なかま!(2)
「あれ?うるるちゃんと同じ中学ってことは、私とも一緒だったってこと?そっか、だからさっき………ゴメンね、人の顔覚えるの苦手で」
ノノカは顔の前で顎を挟むように手を合わせると、失態を誤魔化すように笑った。
「仕方ないわ、私もあの時から随分変わったしね。でも、ノノカは変わらないわね、こうして話してると昔を思い出すわ」
「あ………そ、そうだね、懐かしいね。はははっ………」
「あっ、これ絶対覚えてないやつですよね、解説のユウ先輩」
「そうですね、学校の中でも常にカースト最上位で異性同性問わず数多くの友人に囲まれているノノカ氏と、毎年クラス替えの度にデビューしなさなければいけないナード代表の自称なぎさ氏の関係が深かったとは、到底思えません。
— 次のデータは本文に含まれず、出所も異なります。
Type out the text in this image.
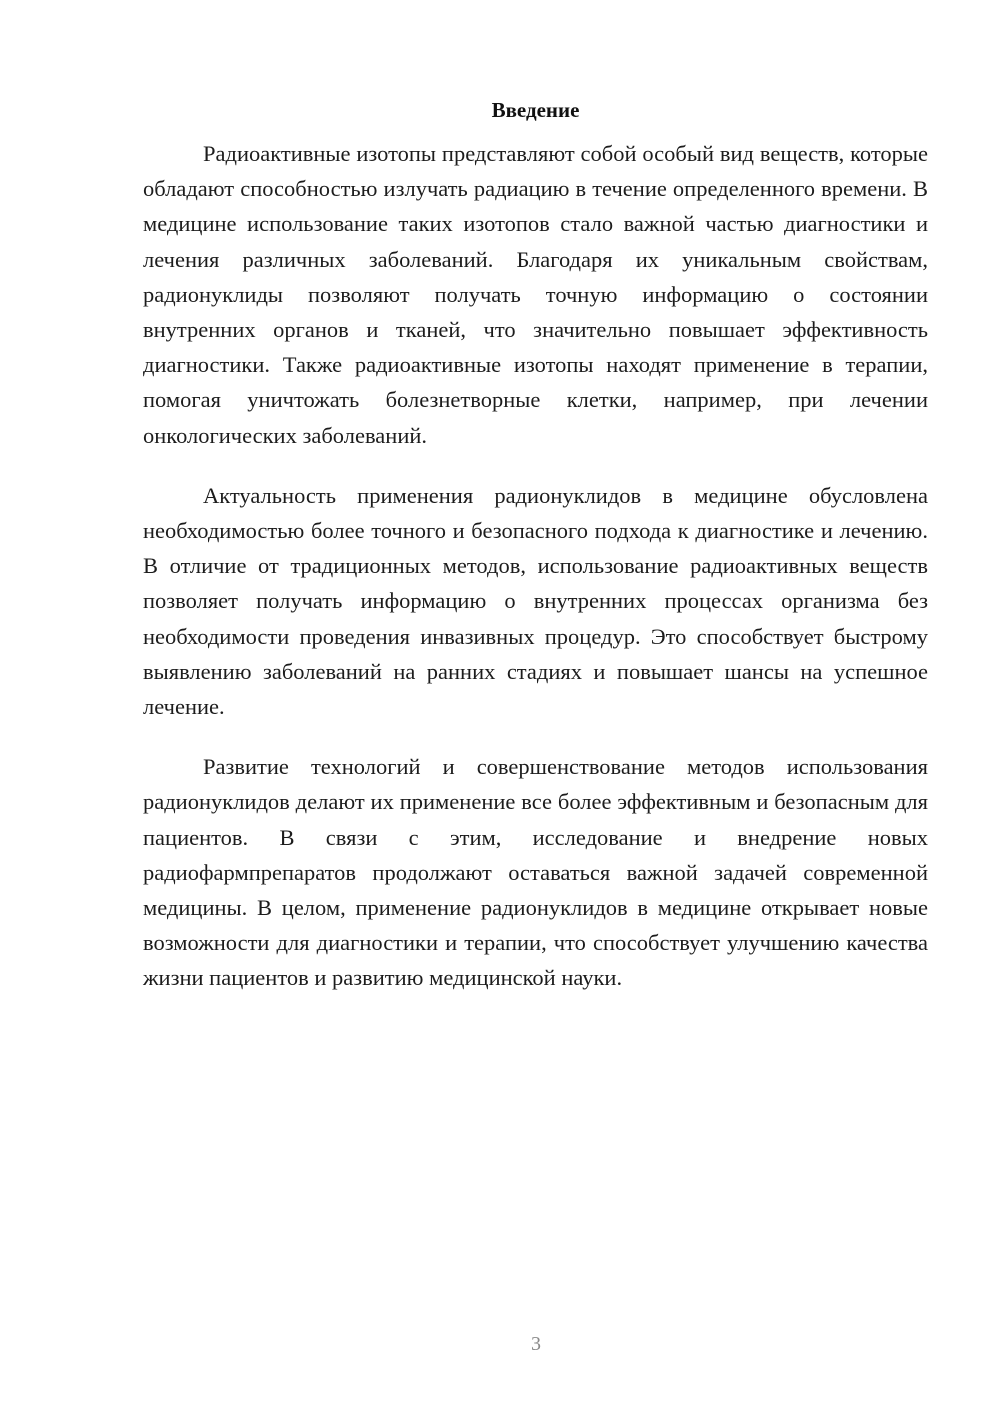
Введение

Радиоактивные изотопы представляют собой особый вид веществ, которые обладают способностью излучать радиацию в течение определенного времени. В медицине использование таких изотопов стало важной частью диагностики и лечения различных заболеваний. Благодаря их уникальным свойствам, радионуклиды позволяют получать точную информацию о состоянии внутренних органов и тканей, что значительно повышает эффективность диагностики. Также радиоактивные изотопы находят применение в терапии, помогая уничтожать болезнетворные клетки, например, при лечении онкологических заболеваний.

Актуальность применения радионуклидов в медицине обусловлена необходимостью более точного и безопасного подхода к диагностике и лечению. В отличие от традиционных методов, использование радиоактивных веществ позволяет получать информацию о внутренних процессах организма без необходимости проведения инвазивных процедур. Это способствует быстрому выявлению заболеваний на ранних стадиях и повышает шансы на успешное лечение.

Развитие технологий и совершенствование методов использования радионуклидов делают их применение все более эффективным и безопасным для пациентов. В связи с этим, исследование и внедрение новых радиофармпрепаратов продолжают оставаться важной задачей современной медицины. В целом, применение радионуклидов в медицине открывает новые возможности для диагностики и терапии, что способствует улучшению качества жизни пациентов и развитию медицинской науки.

3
あいまいな返事で時間を稼いでいるうちに、記憶を辿ってるとみるのが正しいでしょう」
「二人して失礼な解説つけない!!」
「まさか本当に覚えてないの?いいわ、まだ記憶が混濁してるようだし、思い出させてあげる。あれは2年の春、家庭科の調理実習で一緒だった時の話。ほら、ノノカがサバの味噌煮の調味料の量を間違えて持ってきて、違うグループで調理してた私が今にも泣きそうだったあなたに、そっと手を差し伸べてあげたことは覚えてるでしょ。別に恩に着せようと思ってるわけじゃないから安心して、でもあの時は短い間に3回は会話したわね。私と話すのを緊張したのか少し伏し目がちに『真宮寺さん?って料理上手なんだね、すごいね、羨ましいな』って言ったノノカの顔ったら、そんなに褒めないでって私の顔が赤くなるほどだったんだから。それに3年の時、体育で同じグループになったことも3回………ミニサッカーで急遽1回同じになったこともあったから、正しくは4回あったわね。バスケであなたがレイアップはずしたとき『誰だって私みたいに出来るわけじゃないんだから、落ち込まないの』って励ましてあげたら、恥ずかしかったのか何度も私を頭の先から足の先まで見回したあと『冷泉さん?ってバスケ上手なんだね、すごいな、羨ましい』って嬉しそうにしてたわよ。べ、別にこれも恩に着ろってわけじゃないから。ただそういう気軽に話す友達…………間柄だったってことを確認してるだけ」
自称なぎさが呪文を詠唱するかのようにノンストップで言い終えると、時間停止魔法が発動したのかと思わせるほどの沈黙が場を支配した。
「………………こわっ」
「あっ、ユウ先輩、ぼそっと呟くのやめて貰っていいですか、リアルな反応っぽく聞こえるので」
「今の話さ、ノノカちゃん絶対名前書いてあるとこ探しながら会話してるよね、返しもテンプレっぽいし…………」
我慢できなくなったのか、このみもユウとうるるの会話に加わる。
「とりあえず褒めて会話を終わらそうという鉄の意志を感じる。しかし、悲しいことに1日数十人と会話する陽キャと、1週間に数人としか会話しない陰キャじゃ、会話の重みが段違い」
「えへへっ、わかります、ちょっと話すと立派な思い出になりますよね、私にも多くの輝かしき日々が………。あっ、でも吉田さんは会話すると加点方式で好感度が上がる仕様だと思ってるタイプなんで、気をつけてください。多分、他人と話した会話全部覚えてますから」
「中々パンチの効いたボッチ力。うるるも負けないよう研鑽を積むように」
「はい、頑張ります」
「さっきから全部聞こえてるんだけどっ!?陰口なら少しは聞こえないように気を遣いなさいよっ!!だいたい、うるる、あんた私とぼっち対決する位、こっち側の人間だったでしょ!!」
自称なぎさが人差し指をピシッとうるるに向け糾弾する。
「うるるちゃん、そんな不毛なバトルしてたの!?」
「はい、唯一勝てそうな相手に挑まれたんで、受けて立ちました。案の定、圧勝でした」
うるるは珍しく背筋を伸ばし、誇らしげに勝ち誇る。
ワイワイと盛り上がる少女たちの中、アールピーだけが無言で佇んでいた。